A new report confirms what surfers already know: search engines simply can't keep up with the Web's growth.
In an article to be published in the July 8 issue of Nature, NEC Institute research scientists Steve Lawrence and C. Les Giles present the findings of their latest study, which shows search engines are providing inadequate, out-of-date and biased coverage of the ever-expanding Web.
From December 1997 to February 1999, the Web more than doubled in size, from 320 million pages to 800 million. Over the same period, the top-ranking search engine's coverage of those pages dropped from approximately 34 to 16 per cent.
"Though the [information-access] situation now is better than it was before the Web and search engines, it is limited," says Lawrence. "It's not as good as it could be."
This year's study compared the ability of 11 major search engines to produce results for 1,050 queries. Northern Light (http://www.northernlight.com) was the top-scoring searcher, covering an estimated 16 per cent of Web pages. AltaVista (http://www.altavista.com) and Snap (http://snap.com) tied for a close second place with 15.5 per cent. After scoring the top spot in last year's study, HotBot (http://www.hotbot.com) slipped to fourth place this year with 11.3 per cent.
EuroSeek (http://www.euroseek.net) landed the bottom berth on the list, finding only 2.2 per cent of Web pages. Marquis portals Lycos, Excite and Yahoo ranked just better with 2.5 per cent, 5.6 per cent and 7.4 per cent coverage, respectively.
Combined, the 11 search engines found only 335 million pages, or 42 per cent, of the total Web. This means that users of metasearch engines, such as MetaCrawler (http://www.metacrawler.com) and Ask Jeeves (http://www.aj.com), have a substantially better chance of finding results on a specific topic compared to those who use a single search engine, according to the researchers.
"Basically, it appears that there are limits to how much [the search engines] can index," says Lawrence, who says that search engines face diminishing returns in their efforts to do a better job of indexing the Web.
Rather than purchase additional computational resources to index more pages, the search engines may use funds to offer new services, such as calendaring or chat. Lawrence says funding extra applications "may be better in terms of maximising ad revenue, and therefore, stock prices."
Add to this the fact that most people make relatively simple queries that require only a small database of pages. Not to mention, the time it would take to churn through 800 million pages might be longer than most surfers would be willing to wait.
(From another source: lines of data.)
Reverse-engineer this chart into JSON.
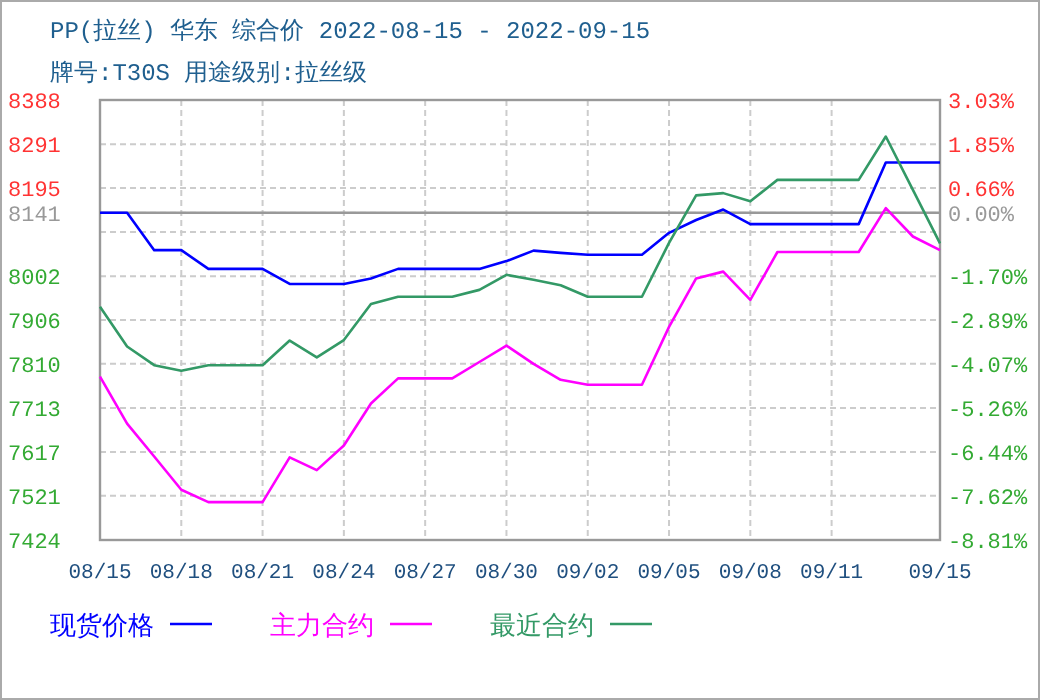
{
  "chart_data": {
    "type": "line",
    "title": "PP(拉丝) 华东 综合价 2022-08-15 - 2022-09-15",
    "subtitle": "牌号:T30S 用途级别:拉丝级",
    "x": [
      "2022-08-15",
      "2022-08-16",
      "2022-08-17",
      "2022-08-18",
      "2022-08-19",
      "2022-08-20",
      "2022-08-21",
      "2022-08-22",
      "2022-08-23",
      "2022-08-24",
      "2022-08-25",
      "2022-08-26",
      "2022-08-27",
      "2022-08-28",
      "2022-08-29",
      "2022-08-30",
      "2022-08-31",
      "2022-09-01",
      "2022-09-02",
      "2022-09-03",
      "2022-09-04",
      "2022-09-05",
      "2022-09-06",
      "2022-09-07",
      "2022-09-08",
      "2022-09-09",
      "2022-09-10",
      "2022-09-11",
      "2022-09-12",
      "2022-09-13",
      "2022-09-14",
      "2022-09-15"
    ],
    "series": [
      {
        "name": "现货价格",
        "color": "#0000ff",
        "values": [
          8141,
          8141,
          8059,
          8059,
          8018,
          8018,
          8018,
          7985,
          7985,
          7985,
          7997,
          8018,
          8018,
          8018,
          8018,
          8035,
          8058,
          8053,
          8049,
          8049,
          8049,
          8097,
          8125,
          8148,
          8116,
          8116,
          8116,
          8116,
          8116,
          8251,
          8251,
          8251
        ]
      },
      {
        "name": "主力合约",
        "color": "#ff00ff",
        "values": [
          7782,
          7679,
          7607,
          7534,
          7507,
          7507,
          7507,
          7605,
          7577,
          7631,
          7723,
          7778,
          7778,
          7778,
          7814,
          7850,
          7810,
          7775,
          7764,
          7764,
          7764,
          7891,
          7997,
          8012,
          7950,
          8055,
          8055,
          8055,
          8055,
          8151,
          8089,
          8059
        ]
      },
      {
        "name": "最近合约",
        "color": "#339966",
        "values": [
          7935,
          7848,
          7807,
          7795,
          7807,
          7807,
          7807,
          7861,
          7824,
          7862,
          7941,
          7957,
          7957,
          7957,
          7972,
          8005,
          7994,
          7982,
          7957,
          7957,
          7957,
          8075,
          8179,
          8184,
          8166,
          8213,
          8213,
          8213,
          8213,
          8308,
          8191,
          8074
        ]
      }
    ],
    "xlim": [
      "2022-08-15",
      "2022-09-15"
    ],
    "xticks": [
      {
        "value": "2022-08-15",
        "label": "08/15"
      },
      {
        "value": "2022-08-18",
        "label": "08/18"
      },
      {
        "value": "2022-08-21",
        "label": "08/21"
      },
      {
        "value": "2022-08-24",
        "label": "08/24"
      },
      {
        "value": "2022-08-27",
        "label": "08/27"
      },
      {
        "value": "2022-08-30",
        "label": "08/30"
      },
      {
        "value": "2022-09-02",
        "label": "09/02"
      },
      {
        "value": "2022-09-05",
        "label": "09/05"
      },
      {
        "value": "2022-09-08",
        "label": "09/08"
      },
      {
        "value": "2022-09-11",
        "label": "09/11"
      },
      {
        "value": "2022-09-15",
        "label": "09/15"
      }
    ],
    "ylim": [
      7424,
      8388
    ],
    "yticks": [
      7424,
      7521,
      7617,
      7713,
      7810,
      7906,
      8002,
      {
        "value": 8098.8,
        "label": null
      },
      8141,
      8195,
      8291,
      8388
    ],
    "y2lim": [
      -8.81,
      3.03
    ],
    "y2ticks": [
      {
        "value": -8.81,
        "label": "-8.81%"
      },
      {
        "value": -7.62,
        "label": "-7.62%"
      },
      {
        "value": -6.44,
        "label": "-6.44%"
      },
      {
        "value": -5.26,
        "label": "-5.26%"
      },
      {
        "value": -4.07,
        "label": "-4.07%"
      },
      {
        "value": -2.89,
        "label": "-2.89%"
      },
      {
        "value": -1.7,
        "label": "-1.70%"
      },
      {
        "value": -0.52,
        "label": null
      },
      {
        "value": 0,
        "label": "0.00%"
      },
      {
        "value": 0.66,
        "label": "0.66%"
      },
      {
        "value": 1.85,
        "label": "1.85%"
      },
      {
        "value": 3.03,
        "label": "3.03%"
      }
    ],
    "ref_lines": [
      {
        "axis": "y",
        "value": 8141,
        "color": "#999999"
      }
    ],
    "grid": true,
    "legend": "bottom",
    "marker": "none",
    "line_style": "solid"
  }
}
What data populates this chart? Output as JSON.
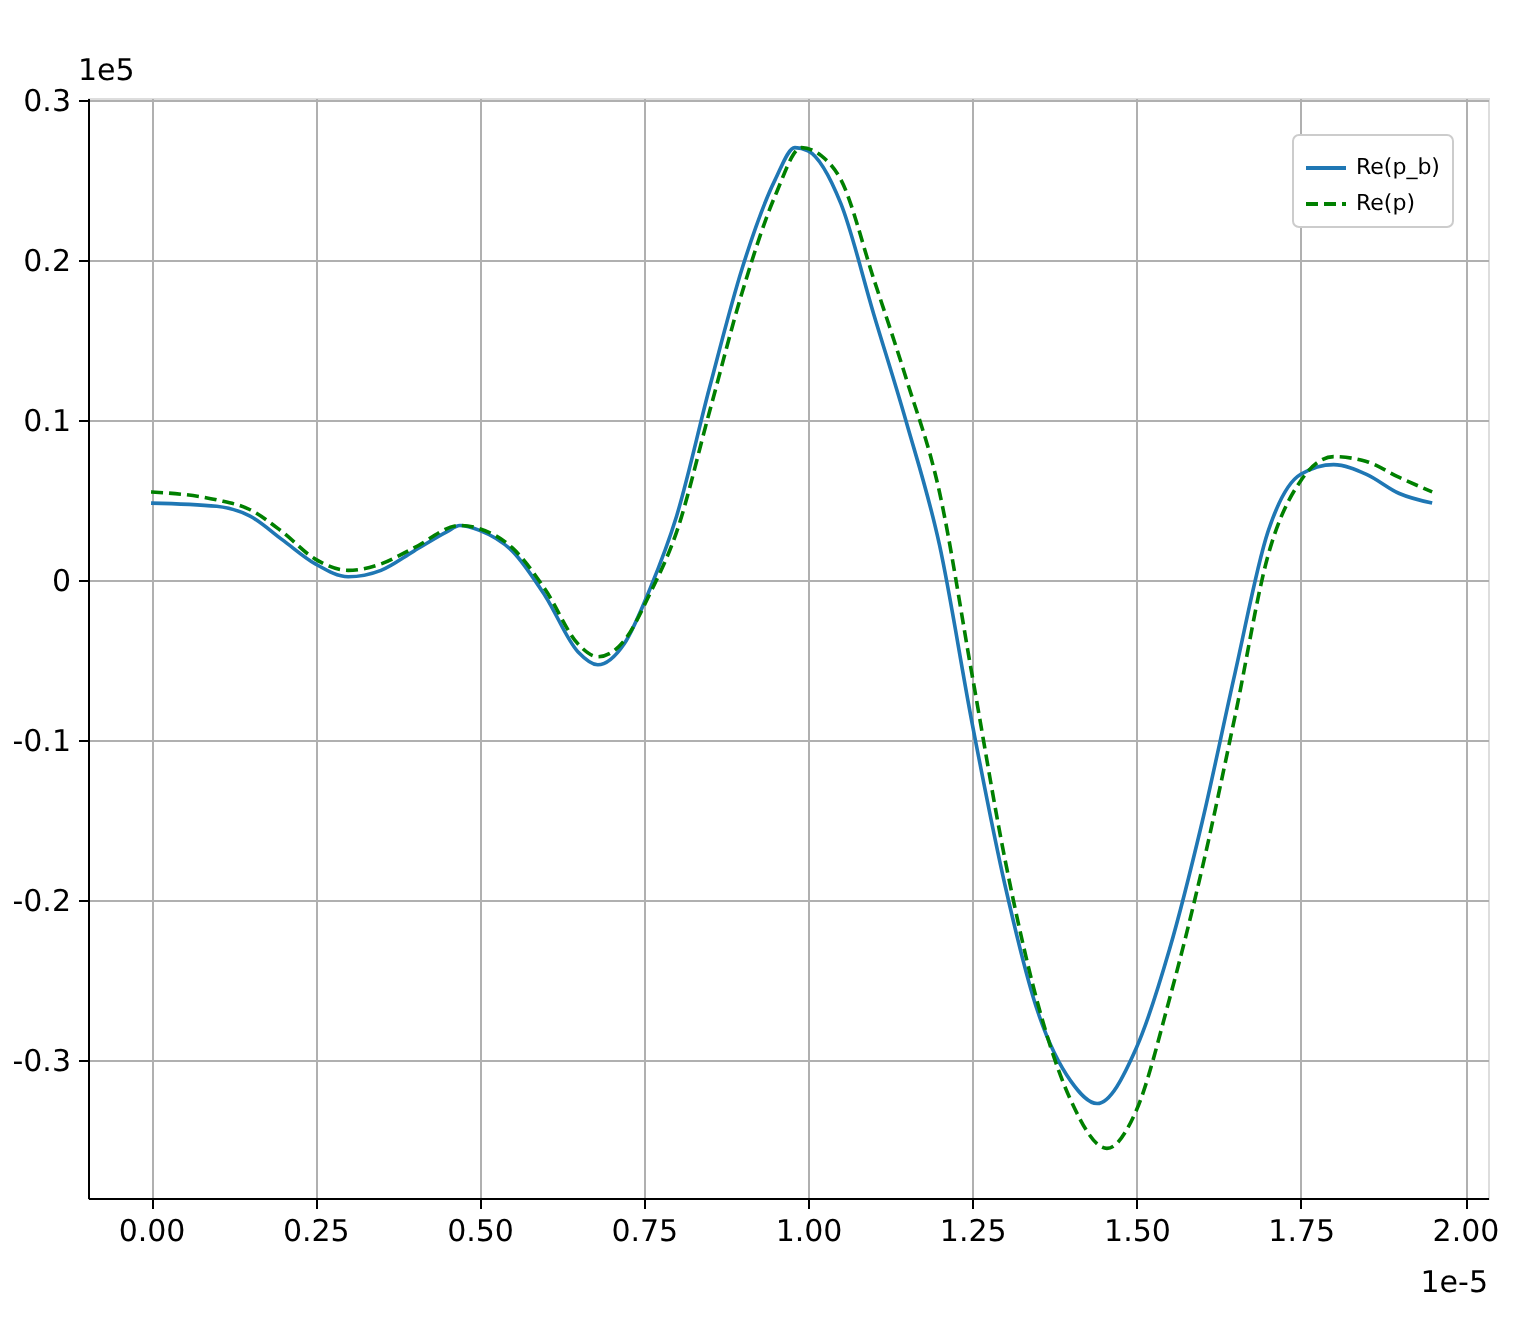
{
  "chart_data": {
    "type": "line",
    "annotations": [
      "1e5",
      "1e-5"
    ],
    "xlim": [
      -0.096,
      2.035
    ],
    "ylim": [
      -0.386,
      0.301
    ],
    "xticks": [
      {
        "value": 0,
        "label": "0.00"
      },
      {
        "value": 0.25,
        "label": "0.25"
      },
      {
        "value": 0.5,
        "label": "0.50"
      },
      {
        "value": 0.75,
        "label": "0.75"
      },
      {
        "value": 1,
        "label": "1.00"
      },
      {
        "value": 1.25,
        "label": "1.25"
      },
      {
        "value": 1.5,
        "label": "1.50"
      },
      {
        "value": 1.75,
        "label": "1.75"
      },
      {
        "value": 2,
        "label": "2.00"
      }
    ],
    "yticks": [
      -0.3,
      -0.2,
      -0.1,
      0,
      0.1,
      0.2,
      0.3
    ],
    "grid": true,
    "legend": "top right",
    "series": [
      {
        "name": "Re(p_b)",
        "color": "#1f77b4",
        "line_style": "solid",
        "x": [
          0,
          0.1,
          0.15,
          0.2,
          0.25,
          0.3,
          0.35,
          0.4,
          0.45,
          0.47,
          0.5,
          0.55,
          0.6,
          0.65,
          0.68,
          0.72,
          0.76,
          0.8,
          0.85,
          0.9,
          0.95,
          0.98,
          1.0,
          1.05,
          1.1,
          1.15,
          1.2,
          1.25,
          1.3,
          1.35,
          1.4,
          1.44,
          1.5,
          1.55,
          1.6,
          1.65,
          1.7,
          1.75,
          1.8,
          1.85,
          1.9,
          1.95
        ],
        "values": [
          0.048,
          0.046,
          0.04,
          0.025,
          0.01,
          0.002,
          0.006,
          0.018,
          0.03,
          0.034,
          0.031,
          0.018,
          -0.01,
          -0.045,
          -0.053,
          -0.04,
          -0.005,
          0.04,
          0.12,
          0.195,
          0.25,
          0.27,
          0.268,
          0.235,
          0.166,
          0.098,
          0.022,
          -0.09,
          -0.191,
          -0.27,
          -0.313,
          -0.327,
          -0.292,
          -0.231,
          -0.151,
          -0.058,
          0.03,
          0.066,
          0.072,
          0.066,
          0.054,
          0.048
        ]
      },
      {
        "name": "Re(p)",
        "color": "#008000",
        "line_style": "dashed",
        "x": [
          0,
          0.1,
          0.15,
          0.2,
          0.25,
          0.3,
          0.35,
          0.4,
          0.47,
          0.5,
          0.55,
          0.6,
          0.65,
          0.68,
          0.72,
          0.76,
          0.8,
          0.85,
          0.9,
          0.95,
          0.99,
          1.02,
          1.05,
          1.1,
          1.15,
          1.2,
          1.25,
          1.3,
          1.35,
          1.4,
          1.455,
          1.5,
          1.55,
          1.6,
          1.65,
          1.7,
          1.75,
          1.8,
          1.85,
          1.9,
          1.95
        ],
        "values": [
          0.055,
          0.05,
          0.044,
          0.03,
          0.013,
          0.006,
          0.01,
          0.02,
          0.034,
          0.032,
          0.02,
          -0.006,
          -0.04,
          -0.048,
          -0.038,
          -0.008,
          0.03,
          0.105,
          0.18,
          0.24,
          0.27,
          0.265,
          0.25,
          0.188,
          0.125,
          0.055,
          -0.06,
          -0.175,
          -0.265,
          -0.325,
          -0.355,
          -0.331,
          -0.262,
          -0.18,
          -0.085,
          0.015,
          0.062,
          0.077,
          0.074,
          0.064,
          0.055
        ]
      }
    ]
  }
}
As a result, search engines may have little incentive to improve their coverage.
The scientists found that it can take months for search engines to index new pages. One analysis showed that a search engine took an average of 186 days before it included a new page in its results for a certain query.
Most disconcerting is the fact that search engines appear to be biased in terms of their indexing.
The study found that search engines were more likely to index the most-trafficked pages or those that had many links directing traffic to them. Also, commercial (.com) sites were more likely to be indexed than educational (.edu) sites. And except on AltaVista, pages from US sites were more likely to be indexed than non-US sites.
The danger, according to Lawrence, is that surfers will be able to find only the most popular places to get certain types of information -- which could result in biased research.
It might not matter where users find commonly available information, such as the latest stock quotes, but for other kinds of decisions, wide-ranging searches are necessary. For example, medical research efforts can be wasted if scientists aren't aware that a similar study already exists. And finding background on all candidates in a local election can be critical to casting an informed vote.
The search engines' gaps in coverage leave an opportunity for publishers to create thorough directories on niche topics. Search engines could then direct traffic to these experts.
The good news? Lawrence estimates that the exponential growth in the size of the Web will slow -- eventually. "If we wait a few years, the rate of increase in computational resources is faster than the generation of original text or content by humans."